Die Frage, wie Jugendliche mit dem Gemeinderat in Verhandlung treten könnten, gab ebenfalls zu diskutieren. «Wir stellten fest, dass die Hemmschwelle zu hoch war», erklärt Sevieri. Hier könne eine starke Jugendarbeit Brücken bauen, indem sie die Jugendlichen für ihre Auftritte vor dem Gemeinderat coacht und bei der Umsetzung Unterstützung bietet. Dieses Vorgehen kommt auch bei den Behörden an, die von gut strukturierten Präsentationen und verständlich vorgebrachten Anliegen profitieren. «Gerade für jüngere Jugendliche, die etwas mehr Förderung brauchen, ist die Unterstützung durch die Jugendarbeit sehr wertvoll», sagt Gemeinderat Gossauer.
Prozesse beschleunigen, Motivation erhalten
Die grössten Herausforderungen sind aber nicht organisatorischer, sondern emotionaler Art.

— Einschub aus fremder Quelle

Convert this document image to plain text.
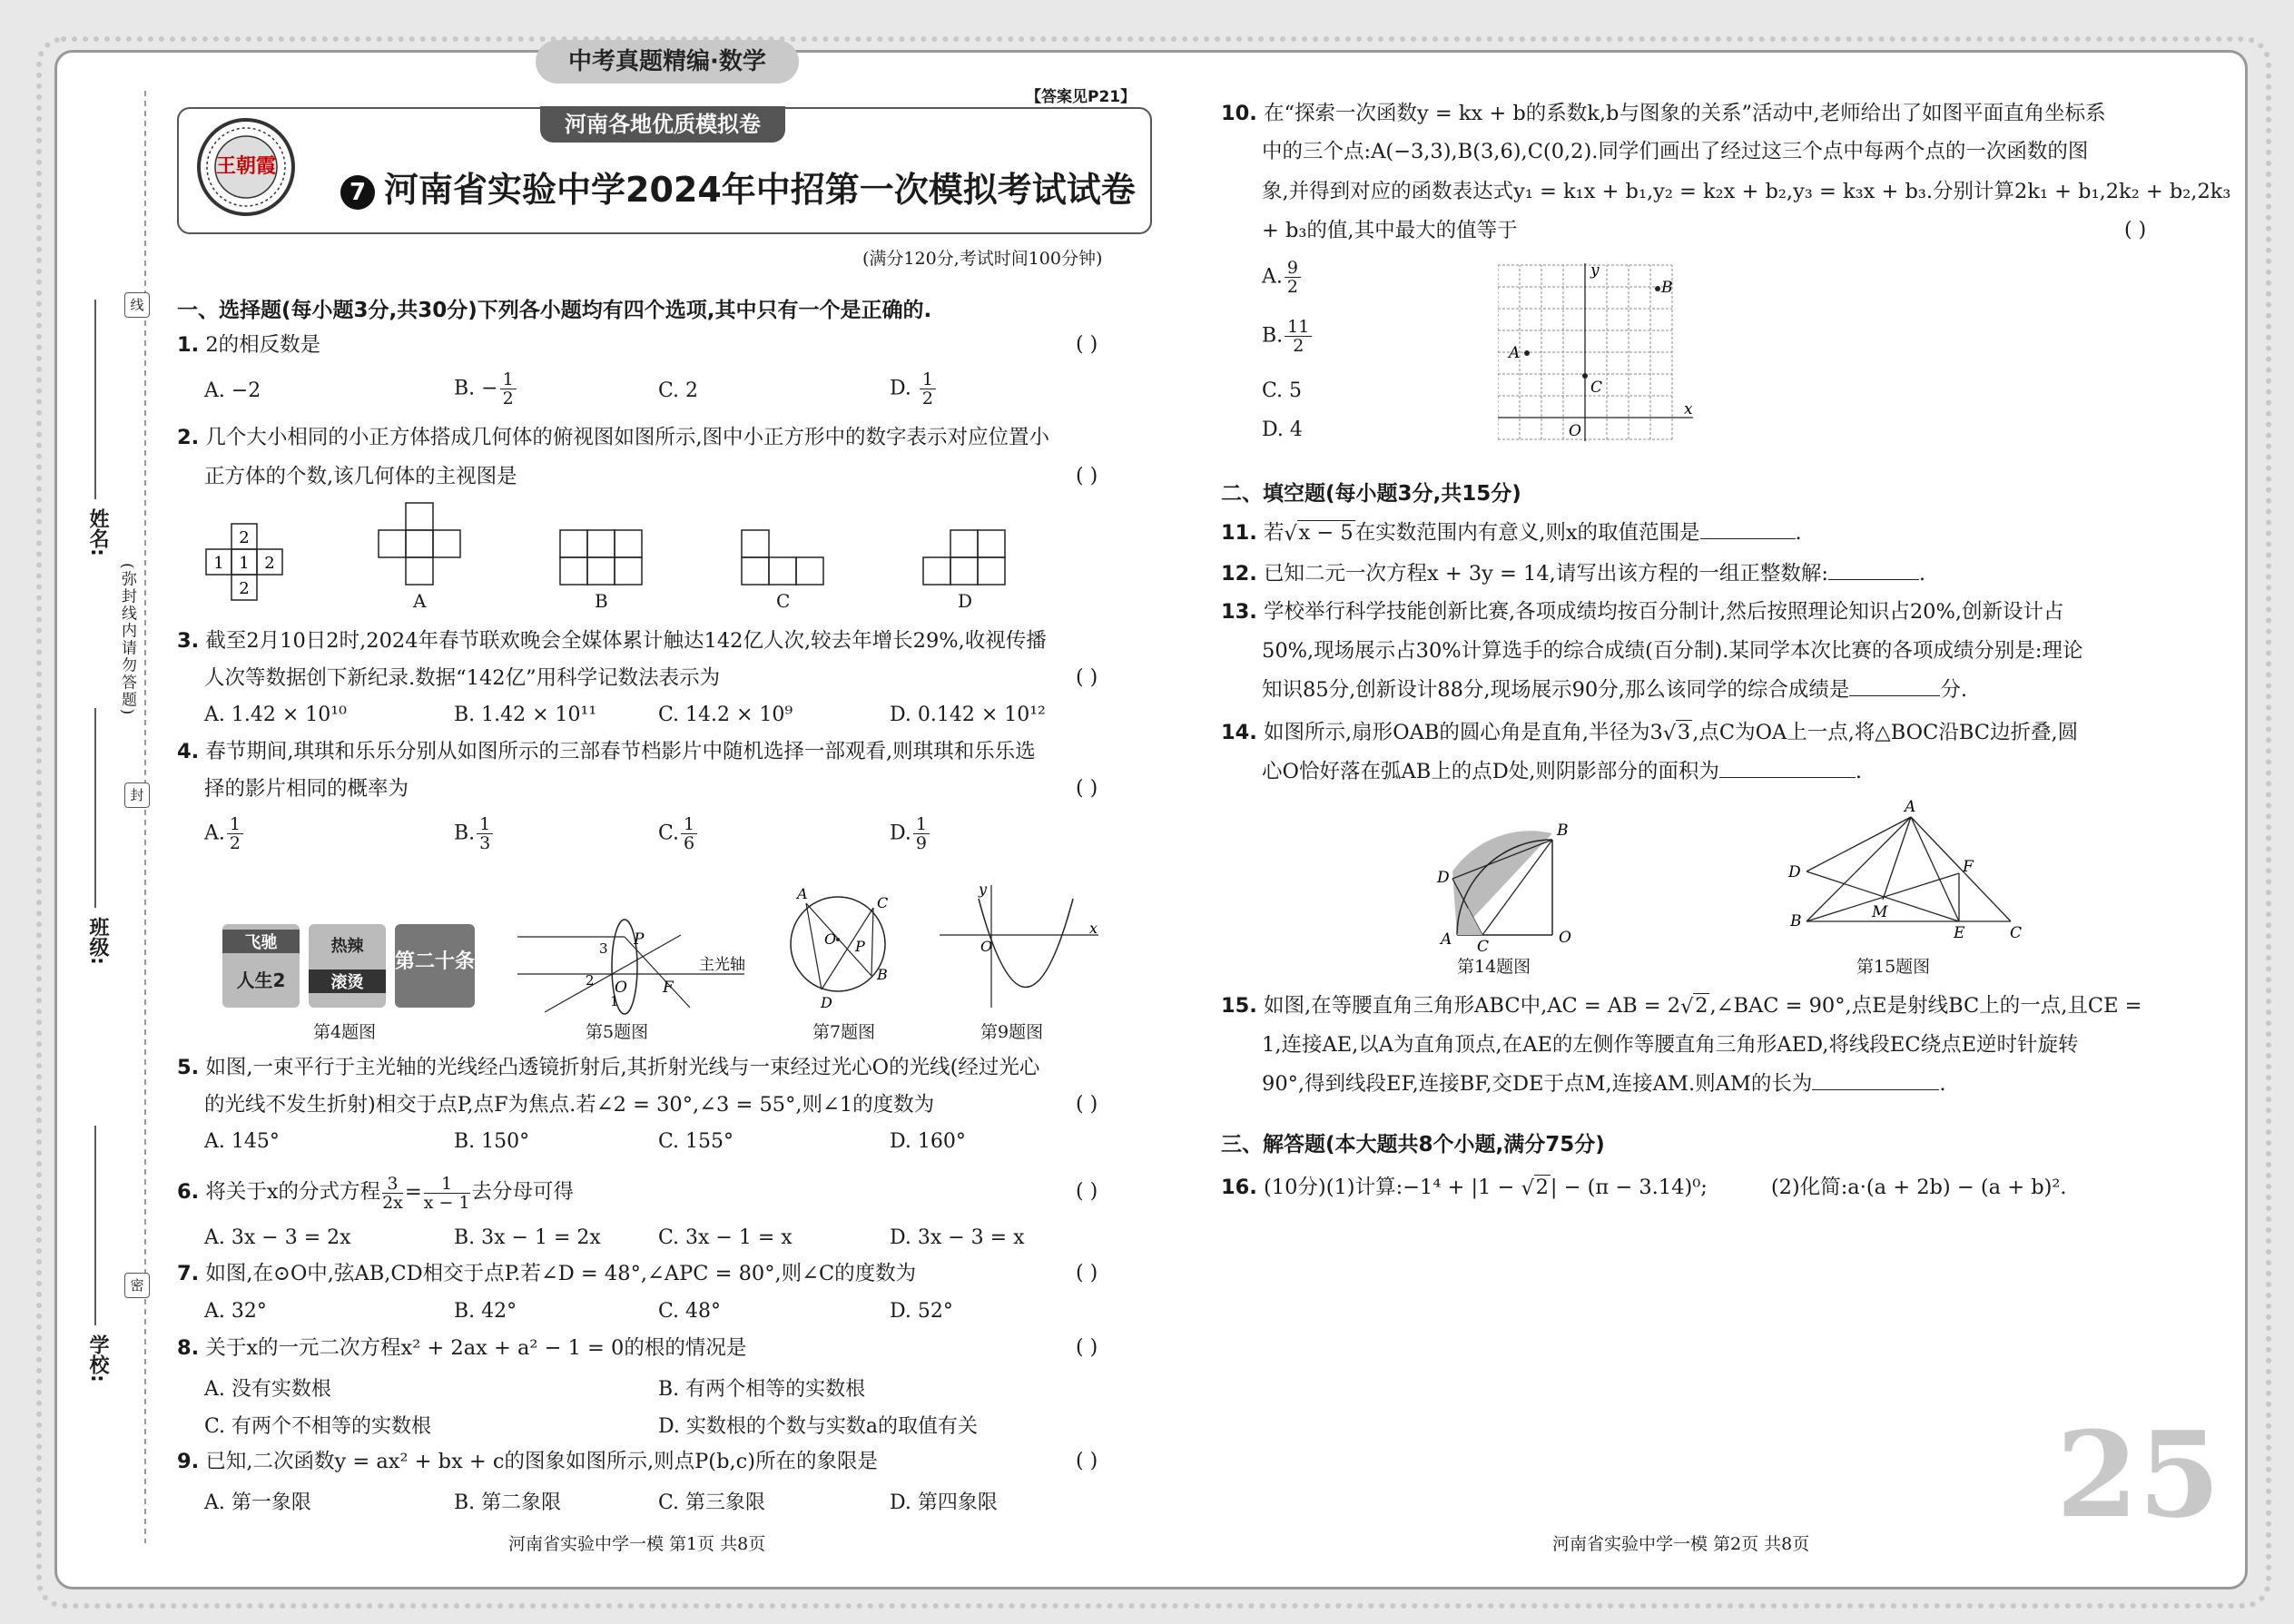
中考真题精编·数学
【答案见P21】
河南各地优质模拟卷
王朝霞
7 河南省实验中学2024年中招第一次模拟考试试卷
(满分120分,考试时间100分钟)
线
封
密
(弥封线内请勿答题)
姓名:
班级:
学校:
一、选择题(每小题3分,共30分)下列各小题均有四个选项,其中只有一个是正确的.
1. 2的相反数是	( )
A. −2	B. − $\frac{1}{2}$	C. 2	D. $\frac{1}{2}$
2. 几个大小相同的小正方体搭成几何体的俯视图如图所示,图中小正方形中的数字表示对应位置小
正方体的个数,该几何体的主视图是	( )
2
1 1 2
2
A	B	C	D
3. 截至2月10日2时,2024年春节联欢晚会全媒体累计触达142亿人次,较去年增长29%,收视传播
人次等数据创下新纪录.数据“142亿”用科学记数法表示为	( )
A. 1.42 × 10¹⁰	B. 1.42 × 10¹¹	C. 14.2 × 10⁹	D. 0.142 × 10¹²
4. 春节期间,琪琪和乐乐分别从如图所示的三部春节档影片中随机选择一部观看,则琪琪和乐乐选
择的影片相同的概率为	( )
A. $\frac{1}{2}$	B. $\frac{1}{3}$	C. $\frac{1}{6}$	D. $\frac{1}{9}$
飞驰
人生2
热辣
滚烫
第二十条
第4题图
P
O F
3
2
1
主光轴
第5题图
A
C
B
D
O P
第7题图
x
y
O
第9题图
5. 如图,一束平行于主光轴的光线经凸透镜折射后,其折射光线与一束经过光心O的光线(经过光心
的光线不发生折射)相交于点P,点F为焦点.若∠2 = 30°,∠3 = 55°,则∠1的度数为	( )
A. 145°	B. 150°	C. 155°	D. 160°
6. 将关于x的分式方程 $\frac{3}{2x} = \frac{1}{x - 1}$ 去分母可得	( )
A. 3x − 3 = 2x	B. 3x − 1 = 2x	C. 3x − 1 = x	D. 3x − 3 = x
7. 如图,在⊙O中,弦AB,CD相交于点P.若∠D = 48°,∠APC = 80°,则∠C的度数为	( )
A. 32°	B. 42°	C. 48°	D. 52°
8. 关于x的一元二次方程x² + 2ax + a² − 1 = 0的根的情况是	( )
A. 没有实数根	B. 有两个相等的实数根
C. 有两个不相等的实数根	D. 实数根的个数与实数a的取值有关
9. 已知,二次函数y = ax² + bx + c的图象如图所示,则点P(b,c)所在的象限是	( )
A. 第一象限	B. 第二象限	C. 第三象限	D. 第四象限
河南省实验中学一模 第1页 共8页
10. 在“探索一次函数y = kx + b的系数k,b与图象的关系”活动中,老师给出了如图平面直角坐标系
中的三个点:A(−3,3),B(3,6),C(0,2).同学们画出了经过这三个点中每两个点的一次函数的图
象,并得到对应的函数表达式y₁ = k₁x + b₁,y₂ = k₂x + b₂,y₃ = k₃x + b₃.分别计算2k₁ + b₁,2k₂ + b₂,2k₃
+ b₃的值,其中最大的值等于	( )
A. $\frac{9}{2}$
B. $\frac{11}{2}$
C. 5
D. 4
A
B
C
x
y
O
二、填空题(每小题3分,共15分)
11. 若 √ x − 5在实数范围内有意义,则x的取值范围是	.
12. 已知二元一次方程x + 3y = 14,请写出该方程的一组正整数解:	.
13. 学校举行科学技能创新比赛,各项成绩均按百分制计,然后按照理论知识占20%,创新设计占
50%,现场展示占30%计算选手的综合成绩(百分制).某同学本次比赛的各项成绩分别是:理论
知识85分,创新设计88分,现场展示90分,那么该同学的综合成绩是	分.
14. 如图所示,扇形OAB的圆心角是直角,半径为3 √ 3,点C为OA上一点,将△BOC沿BC边折叠,圆
心O恰好落在弧AB上的点D处,则阴影部分的面积为	.
A
B
C
D
O
第14题图
A
B
C
D
E
F
M
第15题图
15. 如图,在等腰直角三角形ABC中,AC = AB = 2 √ 2,∠BAC = 90°,点E是射线BC上的一点,且CE =
1,连接AE,以A为直角顶点,在AE的左侧作等腰直角三角形AED,将线段EC绕点E逆时针旋转
90°,得到线段EF,连接BF,交DE于点M,连接AM.则AM的长为	.
三、解答题(本大题共8个小题,满分75分)
16. (10分)(1)计算:−1⁴ + |1 − √ 2| − (π − 3.14)⁰;	(2)化简:a·(a + 2b) − (a + b)².
25
河南省实验中学一模 第2页 共8页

Denn: Während politische Prozesse langsam laufen, ist der Alltag eines Jugendlichen ständigen Veränderungen unterworfen: «Wenn jemand mit 17 Jahren einen Skaterpark fordert, studiert er oder sie bei der Umsetzung vielleicht schon in einem anderen Kanton», gibt Jugendarbeiter Christian Hofmann zu bedenken. Auch Nico Alther empfindet das schleppende Tempo als Problem: «Mich haben die viele Verzögerungen manchmal demotiviert.» Umso wichtiger sei es, pratizipationswilligen Jugendlichen von Anfang an reinen Wein einzuschenken, betont Hofmann. «Sie müssen wissen, dass der Weg lang ist und sie am Ende vielleicht nicht mehr selbst davon profitieren.» Doch auch die Politik sei gefordert, jugendlichen Anliegen eine höhere Priorität einzuräumen.
Eine wichtige Rolle kommt der Jugendarbeit als Dolmetscherin zu. «Manche Wünsche von Jugendlichen mögen für Erwachsene unsinnig wirken», sagt Hofmann. «Es ist wichtig, dass die Jugendarbeit erkennt, welches Bedürfnis hinter einem Wunsch steht, und das Anliegen vor dem Gremium übersetzt.» Hinter dem Wunsch nach einer McDonalds-Filiale in der eigenen Gemeinde könne sich zum Beispiel das Bedürfnis nach einem selbst betriebenen Treffpunkt ausserhalb des Jugendhauses verbergen. Übersetzung brauche es aber auch in die andere Richtung, so Hofmann: Jugendlichen zu erklären, warum politische Prozesse lange dauern und Ausgaben zurückhaltend getätigt werden.